9... h6 10. Bh4 g5!?

Too risky, and a typical sort of error by Black in this position: losing time and creating weaknesses in order to create imbalance. But imbalance tends to favor White here. Better simply 10... O-O-O! 11. d4 g5 12. Bg3 Nd5=

 

11. Bg3 Nh5 12. d4 Nxg3 13. hxg3 g4 14. Nh4 d5 15. Qb5!

Thematic.

 

15... O-O-O 16. Qa5!

White's attack seems to materialize out of nothing. 16. Nxd5? Bxd5 17. Qxd5 Qg5+ 18. Qxg5 hxg5 traps the grim Knight.

 

16... a6

16... Kb8?! 17. Nb5 wins at least a pawn.

 

17. Bxa6! bxa6 18. Qxa6+ Kb8 19. Nb5 Nb6[]

19... Nf6? 20. Rd3! gives White an even more powerful attack.

 

20. Rd3 Qg5+?!

The attack is probably overwhelming, but Black can make White's task more difficult.
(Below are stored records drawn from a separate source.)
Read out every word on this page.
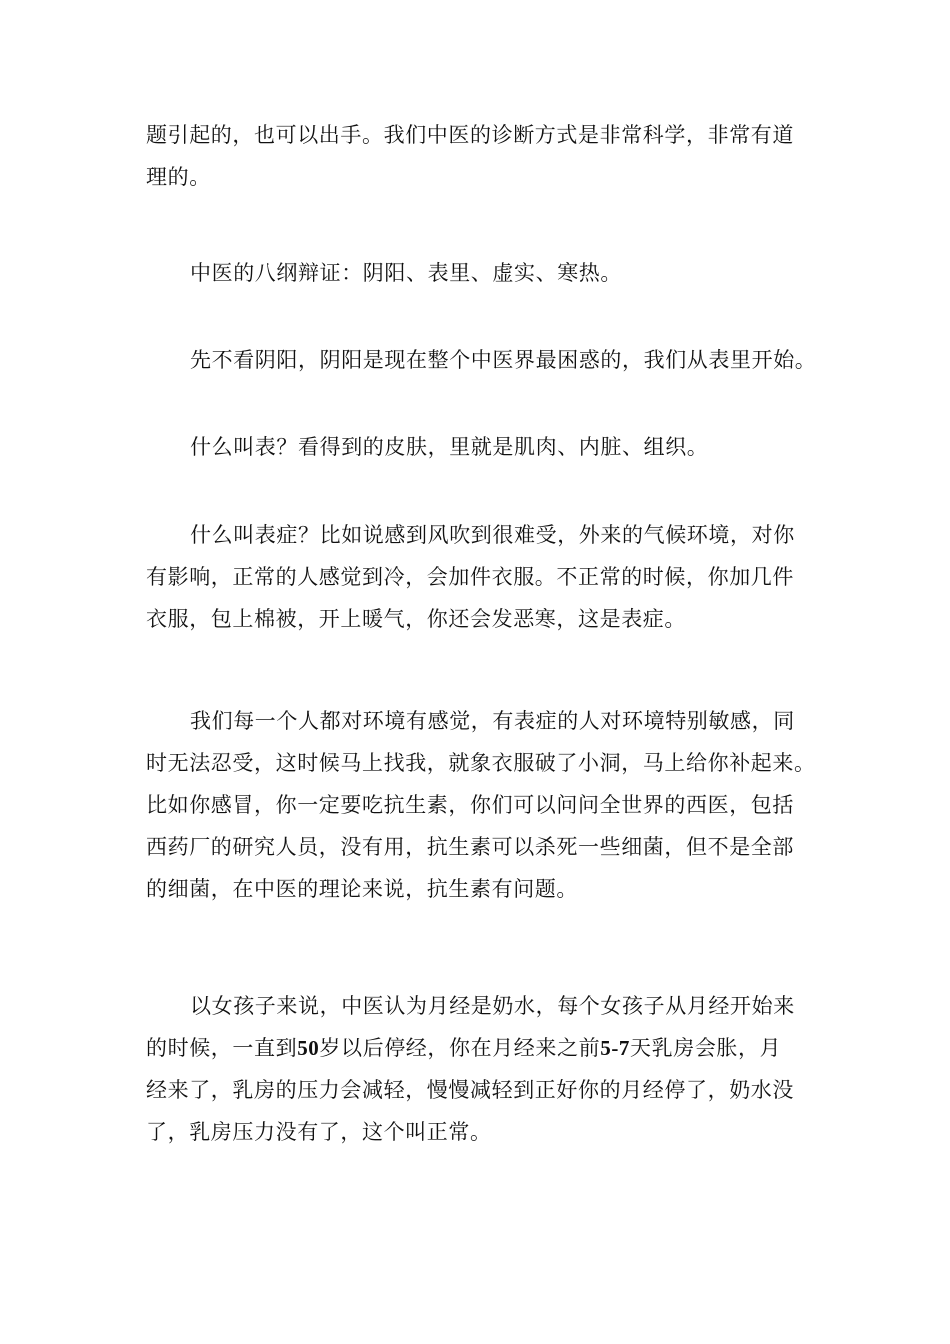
题引起的，也可以出手。我们中医的诊断方式是非常科学，非常有道
理的。
中医的八纲辩证：阴阳、表里、虚实、寒热。
先不看阴阳，阴阳是现在整个中医界最困惑的，我们从表里开始。
什么叫表？看得到的皮肤，里就是肌肉、内脏、组织。
什么叫表症？比如说感到风吹到很难受，外来的气候环境，对你
有影响，正常的人感觉到冷，会加件衣服。不正常的时候，你加几件
衣服，包上棉被，开上暖气，你还会发恶寒，这是表症。
我们每一个人都对环境有感觉，有表症的人对环境特别敏感，同
时无法忍受，这时候马上找我，就象衣服破了小洞，马上给你补起来。
比如你感冒，你一定要吃抗生素，你们可以问问全世界的西医，包括
西药厂的研究人员，没有用，抗生素可以杀死一些细菌，但不是全部
的细菌，在中医的理论来说，抗生素有问题。
以女孩子来说，中医认为月经是奶水，每个女孩子从月经开始来
的时候，一直到50岁以后停经，你在月经来之前5-7天乳房会胀，月
经来了，乳房的压力会减轻，慢慢减轻到正好你的月经停了，奶水没
了，乳房压力没有了，这个叫正常。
Kasparov gives the following lines: 20... Nc4!? 21. Rb3! Qg5+ 22. Kb1 (22. f4!? gxf3+ 23. Kb1 Nd2+ 24. Ka1 Nxb3+ 25. cxb3 Qxg3 26. Nxf3 Bd6 27. Rc1 Bf4 28. Ne5! Bxe5 29. Qa7+! (29. dxe5? Qe3) 29... Kc8 30. dxe5 Kd7 31. Nxc7! Qh4 32. Nxd5+ Ke8 33. Nc7+ Kd7 (33... Kf8 34. Nxe6+ fxe6 35. Rf1+ and mate) 34. Qc5! with decisive threats.) 22... Nd2+ 23. Ka1 Nxb3+ 24. cxb3 Bd6 25. Qa7+ Kc8 26. Nxd6+ Rxd6 (26... cxd6 27. f4! gxf3 28. Nxf3 Qe3 29. Re1) 27. Qa8+ Kd7 28. Qxh8 Rc6 29. a3 Rc2 30. f4 gxf3 31. Nxf3 Qxg3 32. Qf8+-

 

21. Kb1 Bd6

Black cannot hold off White's attack, especially once the a-pawn enters the fight.

 

22. Rb3 Rhe8 23. a4! Bf5 24. Na7!

24. a5+-

 

24... Bd7 25. a5 Qd2 26. axb6 Re1+ 27. Ka2 c6 28. Nb5! cxb5 29. Qa7+ and Black resigned. The end might be 29. Qa7+ Kc8 30. Qa8+ Bb8 31. Qa6# "An impressive demolition" notes Kasparov.